#これを知って何が嬉しいか
・多項式をベクトルや行列の形で表せる
・それにより線形代数でよく使う操作で元の多項式の性質がわかる(最大値、最小値など)
#1.一次形式
変数の一次の項のみからなる式を一次形式と呼びます。
n変数の一次形式は以下の通り
$f = a_{1}x_{1}+\ldots+a_{n}x_{n} = \sum_{i=1}^{n}a_{i}x_{i}\ldots(1)$
$a,x$をベクトルの形にすると
$a = \begin{pmatrix}a_{1}\\ \vdots \\a_{n} \end{pmatrix}\ldots(2)$
$x = \begin{pmatrix}x_{1}\\ \vdots \\x_{n} \end{pmatrix}\ldots(3)$
となります。
(1)は(2)、(3)より、ベクトルの内積として以下のように書けます。
$f = (a,x)\ldots(4)$
(4)を$x_{i}$で偏微分すると、
$\nabla{f} = a$
つまり、一次形式の微分の公式$\nabla{(a,x)}=a$が得られます。
#2.二次形式
変数の二次の項からなる多項式を二次形式と呼びます。
$n$変数の場合は以下の通り
$f = a_{11}x_{1}^2 + a_{22}x_{2}^2+\ldots+a_{nn}x_{n}^2+2a_{12}x_{1}x_{2}+2a_{13}x_{1}x_{3}
+\ldots+2a_{(n-1)n}x_{n-1}x_{n}$
or
$\sum_{i,j=1}^{n}a_{ij}x_{i}x_{j}\ldots(5)$
$a_{ij}=a_{ji}$と仮定して、対称行列$A$とベクトル$x$は
$A = \begin{pmatrix}a_{11}&\ldots&a_{1n}\\ \vdots&\ddots&\vdots \\a_{n1} & \ldots & a_{nn}\end{pmatrix}$
$x = \begin{pmatrix}x_{1}\\ \vdots\\x_{n}\end{pmatrix}$
上記のベクトルと行列により、(5)は以下の内積の形で書けます。
$f = (x,Ax)$(*この対称行列$A$は二次形式$f$の係数行列と呼びます)

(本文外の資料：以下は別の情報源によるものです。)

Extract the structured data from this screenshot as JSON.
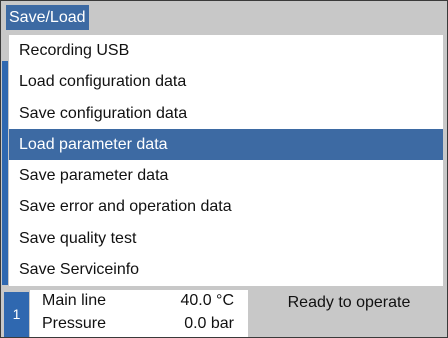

個人的に$(5)$の$2a_{12}x_{1}x_{2}+2a_{13}x_{1}x_{3}
+\ldots+2a_{(n-1)n}x_{n-1}x_{n}$の部分が嫌だなと思っていたらすぐ後に、二乗和のみの形で表せることがわかりました。(二次形式の標準形)
具体的には、係数行列$A$の固有値を出してあげると二乗和の係数部分が求まります。